Mlliyet Milliyet Blog Milliyet Blog
 

16 Aralık '11

 
Kategori
Gündelik Yaşam
 

Pazar pazar

Pazar pazar
 

Pazar, Hristiyanların ibadet ettikleri gündür. Pazarı tatil ilan etmişler sebebi hakkında türlü inanışlar var. Roma'nın Hristiyanlığı pazar günü kabul etmesi, Pagan kültüründe kutsal güneş gününün pazar olması, Mesihin dirilişi, göğe yükselişi ve incil'de ilk inananların toplandığı gün, hatta haftanın ilk günü diye geçermiş çünkü haftanın son günü Kudüs çevresi ve Yahudiler için haftanın son günü cumartesiymiş gibi... Kapitalizim hristiyan ülkelerinde yaygınlaştığından dinlenmek için pazarı seçmişler. Sömürgelerinde de aynı günü tatil uygulatmışlar. Uyum sağlama amacı ile diğer ülkelerinde pazar günü tatil olmuştur. Bizim ülkemizde bu uyumdan nasibini almış. Batıyla aramızda saat, takvim ve ölçülerin farklı oluşundan kaynaklanan sosyal, ticarî ve resmî ilişkilerde zorlanılmış, ve birçok karışıklığa sebep olunmuştur.

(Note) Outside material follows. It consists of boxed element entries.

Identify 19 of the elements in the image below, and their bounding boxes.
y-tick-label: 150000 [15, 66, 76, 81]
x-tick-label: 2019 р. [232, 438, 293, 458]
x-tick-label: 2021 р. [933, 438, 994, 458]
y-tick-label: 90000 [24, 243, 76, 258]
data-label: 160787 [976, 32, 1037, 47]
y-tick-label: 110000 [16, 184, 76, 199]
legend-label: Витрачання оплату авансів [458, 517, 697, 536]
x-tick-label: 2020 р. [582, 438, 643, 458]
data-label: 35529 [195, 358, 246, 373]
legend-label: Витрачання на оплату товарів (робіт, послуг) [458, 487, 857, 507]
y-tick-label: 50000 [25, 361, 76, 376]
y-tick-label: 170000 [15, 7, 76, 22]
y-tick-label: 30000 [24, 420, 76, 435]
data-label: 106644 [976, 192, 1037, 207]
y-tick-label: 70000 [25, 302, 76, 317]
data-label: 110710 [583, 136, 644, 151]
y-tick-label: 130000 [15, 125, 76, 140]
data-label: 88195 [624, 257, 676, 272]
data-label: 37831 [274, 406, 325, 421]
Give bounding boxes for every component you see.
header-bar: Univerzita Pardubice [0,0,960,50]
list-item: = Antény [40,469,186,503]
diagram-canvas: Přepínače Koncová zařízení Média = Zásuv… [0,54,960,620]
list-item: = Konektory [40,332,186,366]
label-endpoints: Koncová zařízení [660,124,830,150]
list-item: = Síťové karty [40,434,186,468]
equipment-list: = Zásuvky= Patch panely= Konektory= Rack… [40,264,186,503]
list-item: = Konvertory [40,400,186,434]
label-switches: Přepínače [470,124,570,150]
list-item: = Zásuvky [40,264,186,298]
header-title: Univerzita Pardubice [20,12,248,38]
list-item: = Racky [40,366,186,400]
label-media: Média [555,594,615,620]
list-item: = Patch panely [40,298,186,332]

Cumhuriyetin ilânından sonra Atatürk inkilaplarında, önce 26 Aralık 1925'te çıkarılan bir kanunla, Hicrî ve Rumî takvimlerin yerine Milâdî takvim kabul edilip, l Ocak 1926'dan itibaren de kullanılmaya başlanmış. Takvimdeki bu değişiklikle birlikte hem devlet işlerindeki karışıklık hem de günlük hayat düzene sokulmuştur. Bu yeniliklerin yanında millî bayramlar ve tatil günleri de yeniden düzenlendi. 1935'te çıkarılan bir kanunla, cuma günü olan hafta tatili değiştirilip, cumartesi öğleden sonra ve pazar günü hafta tatili olarak kabul edilmiştir. (Alıntıdır.)  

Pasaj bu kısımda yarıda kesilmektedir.